Allen Tate Realtors is a founding member of Leading Real Estate Companies of the World, a network of more than 140,000 affiliated agents in 30 countries. In 2013, this network accounted for 686,947 home sales units (26.7% of all home sales units in the United States).

==History==
The Allen Tate Company was formed in 1957 by H. Allen Tate, Jr. after graduating from the University of North Carolina. The company's first office was located in the Tryon Plaza building at 112 S. Tryon St. in Charlotte, with the company selling both real estate and insurance.

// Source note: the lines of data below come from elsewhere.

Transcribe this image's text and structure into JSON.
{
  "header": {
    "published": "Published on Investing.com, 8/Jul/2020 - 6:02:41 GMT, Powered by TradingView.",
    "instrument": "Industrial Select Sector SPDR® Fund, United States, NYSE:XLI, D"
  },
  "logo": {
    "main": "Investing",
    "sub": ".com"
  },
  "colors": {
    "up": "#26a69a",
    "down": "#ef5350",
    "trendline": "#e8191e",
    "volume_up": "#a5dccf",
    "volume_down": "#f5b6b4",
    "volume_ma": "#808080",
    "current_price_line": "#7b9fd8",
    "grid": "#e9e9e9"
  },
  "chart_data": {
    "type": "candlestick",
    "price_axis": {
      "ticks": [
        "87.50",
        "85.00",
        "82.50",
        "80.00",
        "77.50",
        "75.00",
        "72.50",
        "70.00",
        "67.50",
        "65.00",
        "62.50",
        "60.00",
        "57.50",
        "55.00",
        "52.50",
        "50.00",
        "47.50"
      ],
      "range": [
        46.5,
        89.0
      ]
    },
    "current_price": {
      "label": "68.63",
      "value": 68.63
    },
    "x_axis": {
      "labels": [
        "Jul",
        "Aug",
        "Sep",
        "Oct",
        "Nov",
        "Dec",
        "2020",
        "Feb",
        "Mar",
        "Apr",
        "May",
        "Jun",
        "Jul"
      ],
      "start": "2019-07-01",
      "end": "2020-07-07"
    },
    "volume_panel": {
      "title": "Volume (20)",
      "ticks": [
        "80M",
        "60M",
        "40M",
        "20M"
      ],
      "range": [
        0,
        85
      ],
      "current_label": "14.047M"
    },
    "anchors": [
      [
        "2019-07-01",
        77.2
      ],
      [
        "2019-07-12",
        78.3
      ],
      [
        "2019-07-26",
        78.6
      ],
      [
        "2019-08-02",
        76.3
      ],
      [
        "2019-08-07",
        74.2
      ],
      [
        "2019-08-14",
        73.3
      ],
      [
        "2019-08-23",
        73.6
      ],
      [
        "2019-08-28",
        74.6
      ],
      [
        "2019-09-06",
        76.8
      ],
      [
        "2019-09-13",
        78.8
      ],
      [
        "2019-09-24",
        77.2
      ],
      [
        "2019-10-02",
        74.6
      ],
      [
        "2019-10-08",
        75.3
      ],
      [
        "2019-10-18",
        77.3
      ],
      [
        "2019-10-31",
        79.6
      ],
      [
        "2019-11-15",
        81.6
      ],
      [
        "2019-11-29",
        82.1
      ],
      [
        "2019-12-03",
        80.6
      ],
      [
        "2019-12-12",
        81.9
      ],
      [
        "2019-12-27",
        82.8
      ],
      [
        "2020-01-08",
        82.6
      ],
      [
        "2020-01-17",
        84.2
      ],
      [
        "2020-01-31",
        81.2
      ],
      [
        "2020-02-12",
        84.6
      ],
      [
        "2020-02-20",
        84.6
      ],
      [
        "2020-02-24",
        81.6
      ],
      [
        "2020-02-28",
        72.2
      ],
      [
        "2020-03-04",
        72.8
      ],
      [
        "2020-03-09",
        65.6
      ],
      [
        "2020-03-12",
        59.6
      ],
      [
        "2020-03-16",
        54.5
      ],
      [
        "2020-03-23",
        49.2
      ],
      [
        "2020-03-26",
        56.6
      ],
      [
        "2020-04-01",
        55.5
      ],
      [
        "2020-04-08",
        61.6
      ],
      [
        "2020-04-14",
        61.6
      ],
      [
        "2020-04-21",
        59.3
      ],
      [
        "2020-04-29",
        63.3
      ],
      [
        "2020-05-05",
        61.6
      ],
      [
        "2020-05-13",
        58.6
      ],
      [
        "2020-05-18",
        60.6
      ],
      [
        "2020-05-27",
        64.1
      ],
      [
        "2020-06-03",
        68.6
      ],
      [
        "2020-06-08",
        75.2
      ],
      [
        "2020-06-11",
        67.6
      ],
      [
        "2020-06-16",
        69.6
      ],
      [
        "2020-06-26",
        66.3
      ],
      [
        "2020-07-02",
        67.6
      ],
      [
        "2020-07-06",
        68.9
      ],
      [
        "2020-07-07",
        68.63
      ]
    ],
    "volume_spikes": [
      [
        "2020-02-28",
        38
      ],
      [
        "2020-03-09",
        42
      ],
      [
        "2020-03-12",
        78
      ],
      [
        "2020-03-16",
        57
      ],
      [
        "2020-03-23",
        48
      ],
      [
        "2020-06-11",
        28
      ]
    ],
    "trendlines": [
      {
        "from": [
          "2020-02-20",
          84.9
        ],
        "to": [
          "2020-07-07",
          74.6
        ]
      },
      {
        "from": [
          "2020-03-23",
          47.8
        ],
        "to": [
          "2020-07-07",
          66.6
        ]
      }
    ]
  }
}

By 2019, Allen Tate Realtors' headquarters was in Charlotte at 6700 Fairview Road in the South Park area. The company had offices in the Charlotte, Triad and Triangle regions of North Carolina, and in the Upstate and Greater Charlotte regions of South Carolina. By 2017, it had a A+ rating from the Better Business Bureau.

== Structure ==
Allen Tate Realtors is a subsidiary of The Allen Tate Company. Other subsidiaries include Allen Tate Mortgage, Allen Tate Insurance, Allen Tate Home Services, Allen Tate Relocation, BSI Builder Services and Master Title Agency.

== Community support ==
Allan Tate is a long-time supporter of organizations such as United Way, the Poe Center for Health Education in NC and to public education initiatives in the communities in which it operates.